Dearest brethren, because we cannot commemorate each individual among the different orders of Saints whose feast we keep today, let us briefly sum up the orders themselves. Of these, the first Saints were the Patriarchs, some of whom, approved (by God) for their faith, obedience and virtues, showed forth the majesty of the divinizing Trinity through the prophetic mystery of their earthly comportment. Others, delivered from servitude in Egypt, and brought forth by the Lord’s command to the root of the mountain of the Law, awaited the return of their leader, who had gone up to the top of that same mountain, and beheld the Lord’s glory. By this, we were given to understand that our Lord Jesus Christ, Who was longed for by the Patriarchs, foretold by the Prophets, prefigured by the fathers, awaited by the just, after His passion and death would ascend the seat of glory in the throne of the Father’s majesty. The most-blessed John the Baptist, who, as the link between the Law and grace, first proclaimed Him from the very womb of his mother, and then pointed Him out with his own finger, now contemplates Him as He rules triumphantly in heaven over all things.
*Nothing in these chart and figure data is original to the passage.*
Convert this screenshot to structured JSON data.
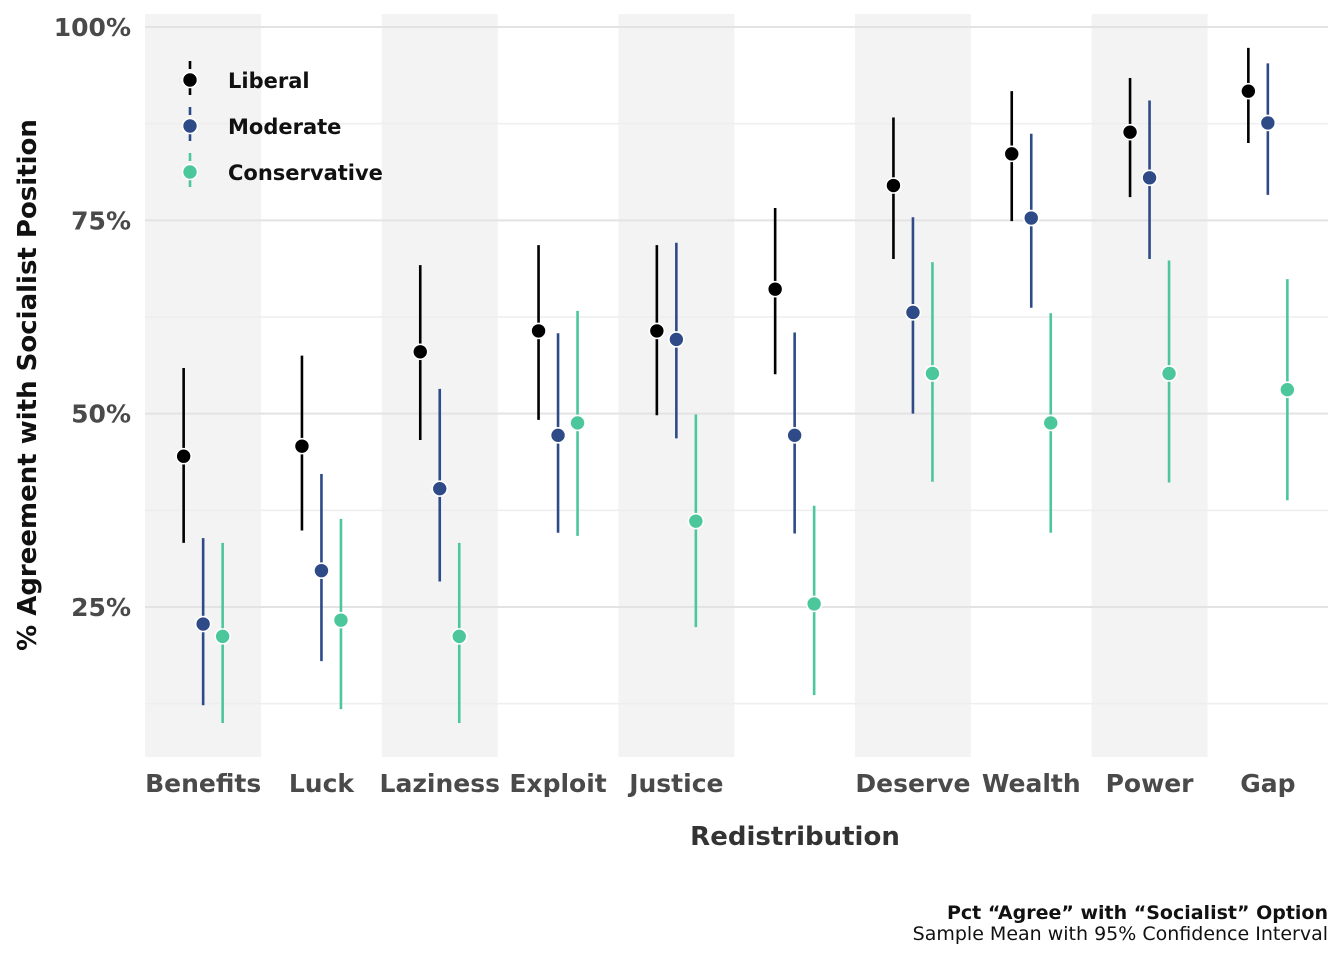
{
  "chart_data": {
    "type": "scatter",
    "subtype": "point-range",
    "ylabel": "% Agreement with Socialist Position",
    "xlabel": "Redistribution",
    "ylim": [
      0.07,
      1.0
    ],
    "yticks": [
      0.25,
      0.5,
      0.75,
      1.0
    ],
    "ytick_labels": [
      "25%",
      "50%",
      "75%",
      "100%"
    ],
    "grid": true,
    "alternating_bands": true,
    "legend_position": "top-left",
    "categories": [
      "Benefits",
      "Luck",
      "Laziness",
      "Exploit",
      "Justice",
      "",
      "Deserve",
      "Wealth",
      "Power",
      "Gap"
    ],
    "series": [
      {
        "name": "Liberal",
        "color": "#000000",
        "values": [
          0.445,
          0.458,
          0.58,
          0.607,
          0.607,
          0.661,
          0.795,
          0.836,
          0.864,
          0.917
        ],
        "ci_low": [
          0.333,
          0.349,
          0.466,
          0.492,
          0.498,
          0.551,
          0.7,
          0.749,
          0.78,
          0.85
        ],
        "ci_high": [
          0.559,
          0.575,
          0.692,
          0.718,
          0.718,
          0.766,
          0.883,
          0.917,
          0.934,
          0.973
        ]
      },
      {
        "name": "Moderate",
        "color": "#2e4a87",
        "values": [
          0.228,
          0.297,
          0.403,
          0.472,
          0.596,
          0.472,
          0.631,
          0.753,
          0.805,
          0.876
        ],
        "ci_low": [
          0.123,
          0.18,
          0.283,
          0.346,
          0.468,
          0.345,
          0.5,
          0.637,
          0.7,
          0.783
        ],
        "ci_high": [
          0.339,
          0.422,
          0.532,
          0.604,
          0.721,
          0.605,
          0.754,
          0.862,
          0.905,
          0.953
        ]
      },
      {
        "name": "Conservative",
        "color": "#4cc79c",
        "values": [
          0.212,
          0.233,
          0.212,
          0.488,
          0.361,
          0.254,
          0.552,
          0.488,
          0.552,
          0.531
        ],
        "ci_low": [
          0.1,
          0.118,
          0.1,
          0.342,
          0.224,
          0.136,
          0.412,
          0.346,
          0.411,
          0.388
        ],
        "ci_high": [
          0.333,
          0.364,
          0.333,
          0.633,
          0.499,
          0.381,
          0.696,
          0.63,
          0.698,
          0.674
        ]
      }
    ],
    "caption_title": "Pct “Agree” with “Socialist” Option",
    "caption_subtitle": "Sample Mean with 95% Confidence Interval"
  },
  "style": {
    "band_color": "#f3f3f3",
    "grid_color": "#e3e3e3",
    "grid_minor_color": "#eeeeee"
  }
}
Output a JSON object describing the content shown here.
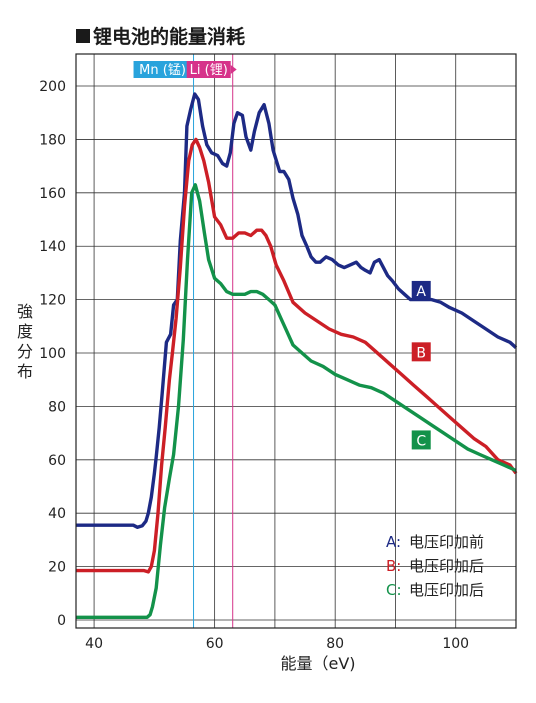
{
  "title": "锂电池的能量消耗",
  "chart_data": {
    "type": "line",
    "title": "锂电池的能量消耗",
    "xlabel": "能量（eV)",
    "ylabel": "強度分布",
    "xlim": [
      37,
      110
    ],
    "ylim": [
      -3,
      212
    ],
    "xticks": [
      40,
      60,
      80,
      100
    ],
    "yticks": [
      0,
      20,
      40,
      60,
      80,
      100,
      120,
      140,
      160,
      180,
      200
    ],
    "grid": true,
    "reference_lines": [
      {
        "name": "Mn (锰)",
        "x": 56.5,
        "color": "#29a3dc"
      },
      {
        "name": "Li (锂)",
        "x": 63.0,
        "color": "#d6338a"
      }
    ],
    "series": [
      {
        "name": "A",
        "color": "#1d2a85",
        "x": [
          37,
          46.5,
          47.2,
          48,
          48.6,
          49,
          49.5,
          50,
          50.3,
          50.8,
          51.3,
          52,
          52.7,
          53.2,
          53.8,
          54.3,
          55,
          55.4,
          56,
          56.7,
          57.3,
          58,
          58.7,
          59.5,
          60.5,
          61.3,
          62,
          62.6,
          63.2,
          63.8,
          64.6,
          65.2,
          66,
          66.6,
          67.4,
          68.2,
          69,
          69.7,
          70.8,
          71.5,
          72.3,
          73,
          73.8,
          74.5,
          75.3,
          76,
          76.8,
          77.5,
          78.5,
          79.5,
          80.5,
          81.5,
          82.5,
          83.5,
          84.3,
          85,
          85.8,
          86.5,
          87.3,
          88,
          88.7,
          89.5,
          90.5,
          91.5,
          92.5,
          94,
          96,
          97.5,
          99,
          101,
          103,
          105,
          107,
          109,
          110
        ],
        "values": [
          35.5,
          35.5,
          34.7,
          35.3,
          37,
          40,
          46,
          55,
          61,
          72,
          85,
          104,
          107,
          118,
          120,
          142,
          160,
          185,
          191,
          197,
          195,
          185,
          178,
          175,
          174,
          171,
          170,
          175,
          186,
          190,
          189,
          181,
          176,
          183,
          190,
          193,
          186,
          176,
          168,
          168,
          165,
          158,
          152,
          144,
          140,
          136,
          134,
          134,
          136,
          135,
          133,
          132,
          133,
          134,
          132,
          131,
          130,
          134,
          135,
          132,
          129,
          127,
          124,
          122,
          120,
          120,
          120,
          119,
          117,
          115,
          112,
          109,
          106,
          104,
          102
        ]
      },
      {
        "name": "B",
        "color": "#cc1f26",
        "x": [
          37,
          48.3,
          49,
          49.5,
          50,
          50.6,
          51.2,
          51.8,
          52.5,
          53,
          53.6,
          54.3,
          55,
          55.7,
          56.3,
          56.9,
          57.5,
          58.2,
          59,
          60,
          61,
          62,
          63,
          64,
          65,
          66,
          67,
          67.8,
          68.5,
          69.3,
          70.2,
          71.5,
          73,
          75,
          77,
          79,
          81,
          83,
          85,
          86.5,
          87.5,
          89,
          91,
          93,
          95,
          97,
          99,
          101,
          103,
          105,
          107,
          109,
          110
        ],
        "values": [
          18.5,
          18.5,
          18,
          20,
          26,
          40,
          58,
          72,
          90,
          100,
          113,
          132,
          155,
          172,
          178,
          180,
          177,
          172,
          164,
          151,
          148,
          143,
          143,
          145,
          145,
          144,
          146,
          146,
          144,
          140,
          133,
          127,
          119,
          115,
          112,
          109,
          107,
          106,
          104,
          101,
          99,
          96,
          92,
          88,
          84,
          80,
          76,
          72,
          68,
          65,
          60,
          58,
          55
        ]
      },
      {
        "name": "C",
        "color": "#13924a",
        "x": [
          37,
          48.8,
          49.3,
          49.7,
          50.3,
          51,
          51.7,
          52.5,
          53.2,
          54,
          54.8,
          55.5,
          56.2,
          56.8,
          57.5,
          58.3,
          59,
          60,
          61,
          62,
          63,
          64,
          65,
          66,
          67,
          68,
          69,
          70,
          71,
          72,
          73,
          74.5,
          76,
          78,
          80,
          82,
          84,
          86,
          88,
          90,
          92,
          94,
          96,
          98,
          100,
          102,
          104,
          106,
          108,
          110
        ],
        "values": [
          1,
          1,
          2,
          5,
          12,
          28,
          42,
          53,
          62,
          80,
          105,
          135,
          160,
          163,
          157,
          145,
          135,
          128,
          126,
          123,
          122,
          122,
          122,
          123,
          123,
          122,
          120,
          118,
          113,
          108,
          103,
          100,
          97,
          95,
          92,
          90,
          88,
          87,
          85,
          82,
          79,
          76,
          73,
          70,
          67,
          64,
          62,
          60,
          58,
          56
        ]
      }
    ],
    "series_labels": [
      "A",
      "B",
      "C"
    ],
    "legend": {
      "position": "bottom-right",
      "entries": [
        {
          "key": "A:",
          "text": "电压印加前",
          "color": "#1d2a85"
        },
        {
          "key": "B:",
          "text": "电压印加后",
          "color": "#cc1f26"
        },
        {
          "key": "C:",
          "text": "电压印加后",
          "color": "#13924a"
        }
      ]
    }
  }
}
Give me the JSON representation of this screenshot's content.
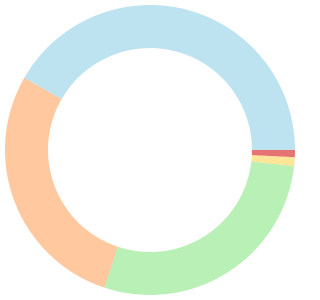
{
  "chart_data": {
    "type": "donut",
    "values": [
      0.8,
      1.0,
      28.3,
      28.2,
      41.7
    ],
    "colors": [
      "#e57373",
      "#fde59a",
      "#b9f0b5",
      "#ffc89e",
      "#bde3f0"
    ]
  }
}
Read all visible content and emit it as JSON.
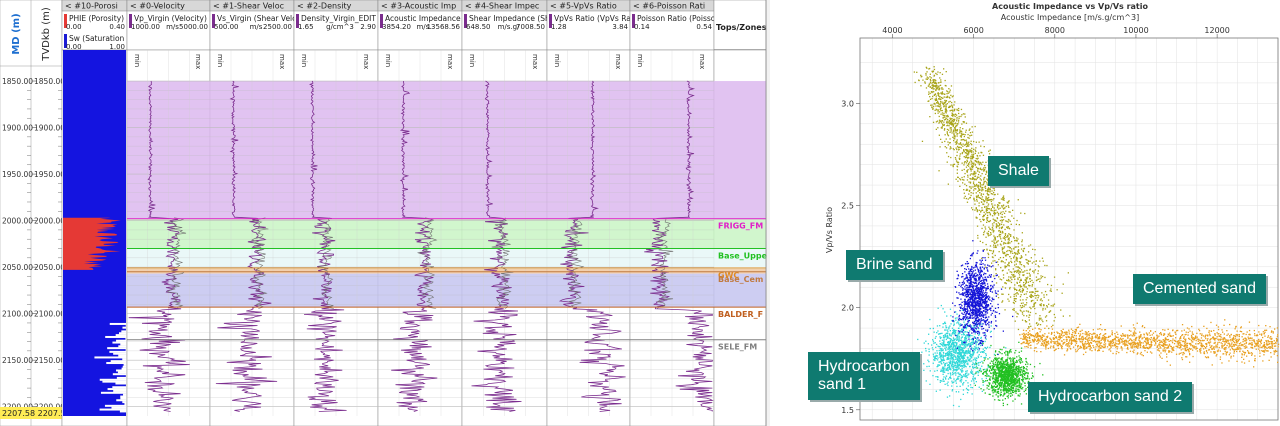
{
  "well_log": {
    "depth_header": {
      "md": "MD (m)",
      "tvd": "TVDkb (m)"
    },
    "depth_ticks": [
      1850,
      1900,
      1950,
      2000,
      2050,
      2100,
      2150,
      2200
    ],
    "depth_range": [
      1836,
      2210
    ],
    "bottom_readout": "2207.58  2207.5",
    "tracks": [
      {
        "title": "#10-Porosi",
        "curves": [
          {
            "name": "PHIE (Porosity)",
            "min": "0.00",
            "max": "0.40",
            "color": "#e53935"
          },
          {
            "name": "Sw (Saturation",
            "min": "0.00",
            "max": "1.00",
            "color": "#1a1ad4"
          }
        ]
      },
      {
        "title": "#0-Velocity",
        "curves": [
          {
            "name": "Vp_Virgin (Velocity)",
            "min": "1000.00",
            "unit": "m/s",
            "max": "5000.00"
          }
        ]
      },
      {
        "title": "#1-Shear Veloc",
        "curves": [
          {
            "name": "Vs_Virgin (Shear Velo",
            "min": "500.00",
            "unit": "m/s",
            "max": "2500.00"
          }
        ]
      },
      {
        "title": "#2-Density",
        "curves": [
          {
            "name": "Density_Virgin_EDIT",
            "min": "1.65",
            "unit": "g/cm^3",
            "max": "2.90"
          }
        ]
      },
      {
        "title": "#3-Acoustic Imp",
        "curves": [
          {
            "name": "Acoustic Impedance (",
            "min": "3854.20",
            "unit": "m/s.",
            "max": "13568.56"
          }
        ]
      },
      {
        "title": "#4-Shear Impec",
        "curves": [
          {
            "name": "Shear Impedance (Sh",
            "min": "648.50",
            "unit": "m/s.g/",
            "max": "7008.50"
          }
        ]
      },
      {
        "title": "#5-VpVs Ratio",
        "curves": [
          {
            "name": "VpVs Ratio (VpVs Ratio",
            "min": "1.28",
            "max": "3.84"
          }
        ]
      },
      {
        "title": "#6-Poisson Rati",
        "curves": [
          {
            "name": "Poisson Ratio (Poisso",
            "min": "0.14",
            "max": "0.54"
          }
        ]
      }
    ],
    "scale_min": "min",
    "scale_max": "max",
    "tops_title": "Tops/Zones",
    "zones": [
      {
        "top": 1850,
        "base": 1998,
        "color": "#dcb8ee"
      },
      {
        "top": 1998,
        "base": 2030,
        "color": "#c9f5c4"
      },
      {
        "top": 2030,
        "base": 2052,
        "color": "#e6f7f7"
      },
      {
        "top": 2052,
        "base": 2057,
        "color": "#f0c8a0"
      },
      {
        "top": 2057,
        "base": 2093,
        "color": "#c4c4f0"
      }
    ],
    "tops": [
      {
        "name": "FRIGG_FM",
        "depth": 1998,
        "color": "#e020c8"
      },
      {
        "name": "Base_Uppe",
        "depth": 2030,
        "color": "#22c022"
      },
      {
        "name": "GWC",
        "depth": 2051,
        "color": "#e08a20"
      },
      {
        "name": "Base_Cem",
        "depth": 2055,
        "color": "#c07a40"
      },
      {
        "name": "BALDER_F",
        "depth": 2093,
        "color": "#c06020"
      },
      {
        "name": "SELE_FM",
        "depth": 2128,
        "color": "#808080"
      }
    ]
  },
  "crossplot": {
    "title": "Acoustic Impedance vs Vp/Vs ratio",
    "xlabel": "Acoustic Impedance [m/s.g/cm^3]",
    "ylabel": "Vp/Vs Ratio",
    "xticks": [
      4000,
      6000,
      8000,
      10000,
      12000
    ],
    "yticks": [
      1.5,
      2.0,
      2.5,
      3.0
    ],
    "labels": {
      "shale": "Shale",
      "brine": "Brine sand",
      "cemented": "Cemented sand",
      "hc1": "Hydrocarbon\nsand 1",
      "hc2": "Hydrocarbon sand 2"
    }
  },
  "chart_data": {
    "type": "scatter",
    "title": "Acoustic Impedance vs Vp/Vs ratio",
    "xlabel": "Acoustic Impedance [m/s.g/cm^3]",
    "ylabel": "Vp/Vs Ratio",
    "xlim": [
      3200,
      13500
    ],
    "ylim": [
      1.45,
      3.32
    ],
    "grid": true,
    "series": [
      {
        "name": "Shale",
        "color": "#a9a51a",
        "clusters": [
          {
            "x": [
              4900,
              7600
            ],
            "y": [
              3.15,
              1.95
            ],
            "spread_x": 300,
            "spread_y": 0.04
          }
        ]
      },
      {
        "name": "Brine sand",
        "color": "#1414d8",
        "clusters": [
          {
            "x": 6050,
            "y": 2.04,
            "sx": 380,
            "sy": 0.16
          }
        ]
      },
      {
        "name": "Cemented sand",
        "color": "#e8a020",
        "clusters": [
          {
            "x": [
              7200,
              13500
            ],
            "y": [
              1.85,
              1.82
            ],
            "spread_x": 150,
            "spread_y": 0.04
          }
        ]
      },
      {
        "name": "Hydrocarbon sand 1",
        "color": "#30d8d8",
        "clusters": [
          {
            "x": 5600,
            "y": 1.78,
            "sx": 600,
            "sy": 0.14
          }
        ]
      },
      {
        "name": "Hydrocarbon sand 2",
        "color": "#22c022",
        "clusters": [
          {
            "x": 6800,
            "y": 1.67,
            "sx": 450,
            "sy": 0.09
          }
        ]
      }
    ]
  }
}
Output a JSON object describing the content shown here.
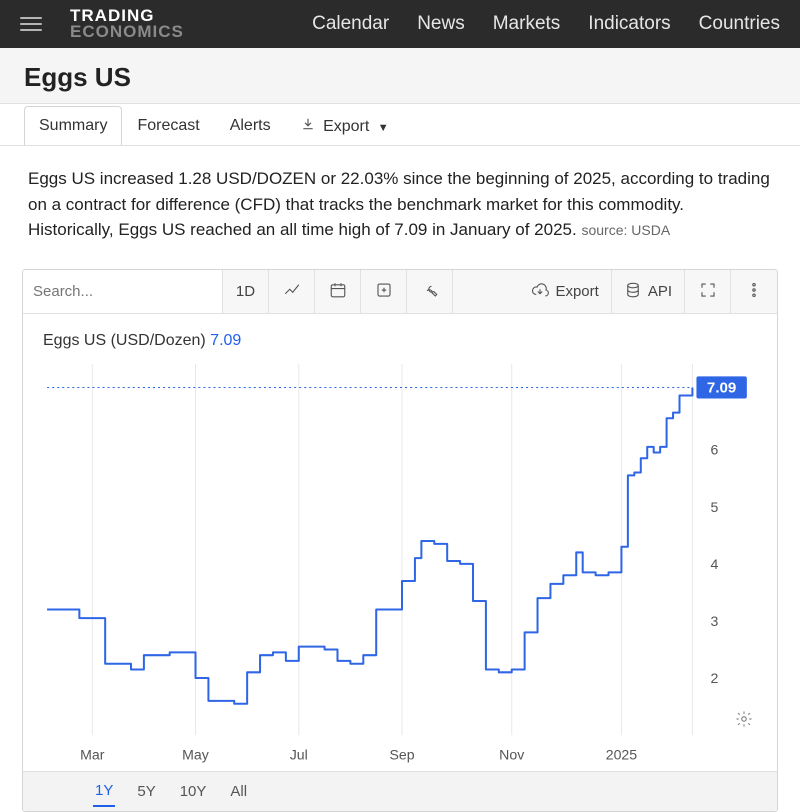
{
  "brand": {
    "top": "TRADING",
    "bot": "ECONOMICS"
  },
  "nav": [
    "Calendar",
    "News",
    "Markets",
    "Indicators",
    "Countries"
  ],
  "page_title": "Eggs US",
  "tabs": {
    "items": [
      "Summary",
      "Forecast",
      "Alerts"
    ],
    "active": 0,
    "export_label": "Export"
  },
  "description": {
    "text": "Eggs US increased 1.28 USD/DOZEN or 22.03% since the beginning of 2025, according to trading on a contract for difference (CFD) that tracks the benchmark market for this commodity. Historically, Eggs US reached an all time high of 7.09 in January of 2025.",
    "source_prefix": "source:",
    "source": "USDA"
  },
  "chart_toolbar": {
    "search_placeholder": "Search...",
    "period_label": "1D",
    "export_label": "Export",
    "api_label": "API"
  },
  "chart": {
    "type": "line",
    "legend_label": "Eggs US (USD/Dozen)",
    "legend_value": "7.09",
    "current_value_badge": "7.09",
    "ylim": [
      1.0,
      7.5
    ],
    "ytick_values": [
      2,
      3,
      4,
      5,
      6
    ],
    "ytick_labels": [
      "2",
      "3",
      "4",
      "5",
      "6"
    ],
    "x_labels": [
      "Mar",
      "May",
      "Jul",
      "Sep",
      "Nov",
      "2025"
    ],
    "x_label_positions_pct": [
      7,
      23,
      39,
      55,
      72,
      89
    ],
    "line_color": "#2e66e6",
    "line_width": 2,
    "grid_color": "#e8e8e8",
    "background_color": "#ffffff",
    "badge_bg": "#2e66e6",
    "badge_text_color": "#ffffff",
    "tick_font_size": 14,
    "legend_font_size": 16,
    "dotted_ref_color": "#2e66e6",
    "data": [
      [
        0,
        3.2
      ],
      [
        3,
        3.2
      ],
      [
        5,
        3.05
      ],
      [
        7,
        3.05
      ],
      [
        9,
        2.25
      ],
      [
        11,
        2.25
      ],
      [
        13,
        2.15
      ],
      [
        15,
        2.4
      ],
      [
        17,
        2.4
      ],
      [
        19,
        2.45
      ],
      [
        21,
        2.45
      ],
      [
        23,
        2.0
      ],
      [
        25,
        1.6
      ],
      [
        27,
        1.6
      ],
      [
        29,
        1.55
      ],
      [
        31,
        2.1
      ],
      [
        33,
        2.4
      ],
      [
        35,
        2.45
      ],
      [
        37,
        2.3
      ],
      [
        39,
        2.55
      ],
      [
        41,
        2.55
      ],
      [
        43,
        2.5
      ],
      [
        45,
        2.3
      ],
      [
        47,
        2.25
      ],
      [
        49,
        2.4
      ],
      [
        51,
        3.2
      ],
      [
        53,
        3.2
      ],
      [
        55,
        3.7
      ],
      [
        57,
        4.1
      ],
      [
        58,
        4.4
      ],
      [
        60,
        4.35
      ],
      [
        62,
        4.05
      ],
      [
        64,
        4.0
      ],
      [
        66,
        3.35
      ],
      [
        68,
        2.15
      ],
      [
        70,
        2.1
      ],
      [
        72,
        2.15
      ],
      [
        74,
        2.8
      ],
      [
        76,
        3.4
      ],
      [
        78,
        3.65
      ],
      [
        80,
        3.8
      ],
      [
        82,
        4.2
      ],
      [
        83,
        3.85
      ],
      [
        85,
        3.8
      ],
      [
        87,
        3.85
      ],
      [
        89,
        4.3
      ],
      [
        90,
        5.55
      ],
      [
        91,
        5.6
      ],
      [
        92,
        5.85
      ],
      [
        93,
        6.05
      ],
      [
        94,
        5.95
      ],
      [
        95,
        6.05
      ],
      [
        96,
        6.55
      ],
      [
        97,
        6.65
      ],
      [
        98,
        6.95
      ],
      [
        100,
        7.09
      ]
    ]
  },
  "ranges": {
    "items": [
      "1Y",
      "5Y",
      "10Y",
      "All"
    ],
    "active": 0
  }
}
A Deesis panel, (the upper part of an iconostasis), early 16th-century Russian, now in the Walters Art Museum in Baltimore, Maryland. (click image to enlarge) In the upper row, the Virgin and Child, surrounded by Prophets of the Old Testament holding scrolls with passages foretelling Christ’s birth: Habakkuk (?), Micah, Jeremiah, Moses, Daniel, David, Solomon, Jonah, Jacob, Isaiah (?), Gedeon, and Zechariah. Below, Christ seated on the throne of judgment, flanked by Saints entreating Him (hence the name of the motif “deesis - supplication”). On His right, the Virgin, St. Peter, Metropolitan Peter of Moscow, St. Sergius of Radonezh and St. George. On His left, John the Baptist, St. Paul, Metropolitan Alexis of Moscow, St. Cyril of Belozersk and St. Demetrius. Image from Wikimedia Commons.